The vaccine is made of a live virus called vaccinia that can cause its own infections until the injection site scabs over, so researchers plan to keep inoculated children out of day care or school for a month. But still there is a chance that youngsters could tear off their bandages and put relatives, playmates or others at risk.
There also is the question of whether it is ethical to test in healthy children a vaccine that could cause a life-threatening reaction when the children probably won't benefit from it - unless a bioterrorist attacks with smallpox.
After research oversight boards reached mixed conclusions on these issues, the Food and Drug Administration announced that during November 2002 it would accept public comment on whether the University of California, Los Angeles, and Cincinnati Children's Hospital should inoculate 40 2-to-5-year-olds with smallpox vaccine. They would be the first children to get the shots since routine vaccination ended in 1972.
It's highly unusual for the FDA to seek public opinion on research.

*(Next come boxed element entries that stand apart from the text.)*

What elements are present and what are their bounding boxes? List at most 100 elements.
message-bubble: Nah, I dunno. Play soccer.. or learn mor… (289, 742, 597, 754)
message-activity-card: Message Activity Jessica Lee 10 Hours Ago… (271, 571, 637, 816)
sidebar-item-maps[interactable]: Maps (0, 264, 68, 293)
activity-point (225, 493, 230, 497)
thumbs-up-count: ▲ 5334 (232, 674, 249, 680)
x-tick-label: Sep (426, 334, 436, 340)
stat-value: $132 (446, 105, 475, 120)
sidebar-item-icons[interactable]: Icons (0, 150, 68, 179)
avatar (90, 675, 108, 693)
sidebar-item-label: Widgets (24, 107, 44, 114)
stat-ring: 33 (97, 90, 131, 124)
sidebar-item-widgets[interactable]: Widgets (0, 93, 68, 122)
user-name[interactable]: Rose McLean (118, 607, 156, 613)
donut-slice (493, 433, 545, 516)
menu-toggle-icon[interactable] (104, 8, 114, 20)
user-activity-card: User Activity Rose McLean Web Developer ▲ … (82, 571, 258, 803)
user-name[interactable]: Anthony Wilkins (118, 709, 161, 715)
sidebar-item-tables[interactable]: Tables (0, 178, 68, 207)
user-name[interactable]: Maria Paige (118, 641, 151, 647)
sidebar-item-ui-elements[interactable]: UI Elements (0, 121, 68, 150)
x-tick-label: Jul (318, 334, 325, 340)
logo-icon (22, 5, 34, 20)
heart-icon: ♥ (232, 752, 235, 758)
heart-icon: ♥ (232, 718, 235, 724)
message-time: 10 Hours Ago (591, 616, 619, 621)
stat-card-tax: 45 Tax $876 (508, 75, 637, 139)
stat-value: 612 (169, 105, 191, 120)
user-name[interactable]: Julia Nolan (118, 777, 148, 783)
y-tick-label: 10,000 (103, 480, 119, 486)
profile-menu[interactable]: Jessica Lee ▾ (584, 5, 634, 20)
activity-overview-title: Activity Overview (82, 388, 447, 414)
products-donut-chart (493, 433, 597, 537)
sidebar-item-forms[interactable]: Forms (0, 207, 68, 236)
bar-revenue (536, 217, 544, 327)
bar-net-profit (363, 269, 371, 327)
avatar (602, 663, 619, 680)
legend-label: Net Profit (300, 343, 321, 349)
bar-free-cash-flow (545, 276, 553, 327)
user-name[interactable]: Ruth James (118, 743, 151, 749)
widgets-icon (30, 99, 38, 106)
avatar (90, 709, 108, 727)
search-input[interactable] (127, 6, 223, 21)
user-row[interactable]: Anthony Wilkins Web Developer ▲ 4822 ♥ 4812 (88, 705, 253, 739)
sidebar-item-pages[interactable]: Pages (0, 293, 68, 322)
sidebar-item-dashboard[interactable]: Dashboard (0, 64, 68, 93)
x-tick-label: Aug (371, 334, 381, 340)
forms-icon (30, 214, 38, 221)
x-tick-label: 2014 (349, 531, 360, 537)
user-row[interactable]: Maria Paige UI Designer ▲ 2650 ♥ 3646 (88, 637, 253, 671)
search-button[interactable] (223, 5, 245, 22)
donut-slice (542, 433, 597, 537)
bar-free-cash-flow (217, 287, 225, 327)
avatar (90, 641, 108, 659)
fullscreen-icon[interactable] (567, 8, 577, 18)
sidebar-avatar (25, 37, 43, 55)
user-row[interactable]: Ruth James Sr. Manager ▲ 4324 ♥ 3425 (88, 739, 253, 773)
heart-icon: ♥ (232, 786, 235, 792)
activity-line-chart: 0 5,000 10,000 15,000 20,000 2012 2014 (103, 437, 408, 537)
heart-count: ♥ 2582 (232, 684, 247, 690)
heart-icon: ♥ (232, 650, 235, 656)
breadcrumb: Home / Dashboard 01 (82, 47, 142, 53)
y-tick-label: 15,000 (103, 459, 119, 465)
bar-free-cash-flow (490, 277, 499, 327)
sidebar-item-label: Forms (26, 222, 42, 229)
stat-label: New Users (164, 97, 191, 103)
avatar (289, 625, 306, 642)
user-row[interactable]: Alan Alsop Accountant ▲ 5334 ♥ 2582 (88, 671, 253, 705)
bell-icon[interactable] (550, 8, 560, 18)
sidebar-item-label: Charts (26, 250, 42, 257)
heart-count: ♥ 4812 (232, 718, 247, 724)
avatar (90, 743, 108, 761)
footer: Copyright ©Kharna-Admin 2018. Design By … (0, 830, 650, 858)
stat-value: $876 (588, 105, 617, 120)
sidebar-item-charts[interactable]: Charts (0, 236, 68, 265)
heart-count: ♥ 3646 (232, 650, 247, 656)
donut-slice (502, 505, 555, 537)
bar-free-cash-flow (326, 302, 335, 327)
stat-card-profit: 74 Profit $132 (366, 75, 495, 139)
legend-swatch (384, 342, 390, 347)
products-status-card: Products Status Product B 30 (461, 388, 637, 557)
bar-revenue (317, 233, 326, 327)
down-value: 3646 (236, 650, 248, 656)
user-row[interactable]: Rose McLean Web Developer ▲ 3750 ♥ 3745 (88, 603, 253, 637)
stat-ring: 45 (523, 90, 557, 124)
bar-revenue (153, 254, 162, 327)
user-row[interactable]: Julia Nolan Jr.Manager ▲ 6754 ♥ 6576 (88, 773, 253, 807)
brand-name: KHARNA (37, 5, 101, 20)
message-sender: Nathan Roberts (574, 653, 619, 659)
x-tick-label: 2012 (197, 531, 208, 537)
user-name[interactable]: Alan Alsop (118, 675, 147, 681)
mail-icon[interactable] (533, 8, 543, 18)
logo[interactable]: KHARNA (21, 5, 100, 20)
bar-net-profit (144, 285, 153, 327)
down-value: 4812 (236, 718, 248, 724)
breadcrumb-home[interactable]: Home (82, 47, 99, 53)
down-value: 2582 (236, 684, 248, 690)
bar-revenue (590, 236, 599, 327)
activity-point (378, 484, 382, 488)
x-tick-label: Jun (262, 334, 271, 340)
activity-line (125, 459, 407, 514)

"It is a very challenging issue because there is no smallpox circulating right now," said Dr. Karen Midthun, the FDA's head of vaccine research. "There is great concern that there be a lot of safeguards for studies being conducted in children."
"This is an unusual time, it's an unusual need and I think the risks are not totally insignificant," said Dr. Joel Ward of UCLA, the lead researcher. "So I think this extra care is appropriate."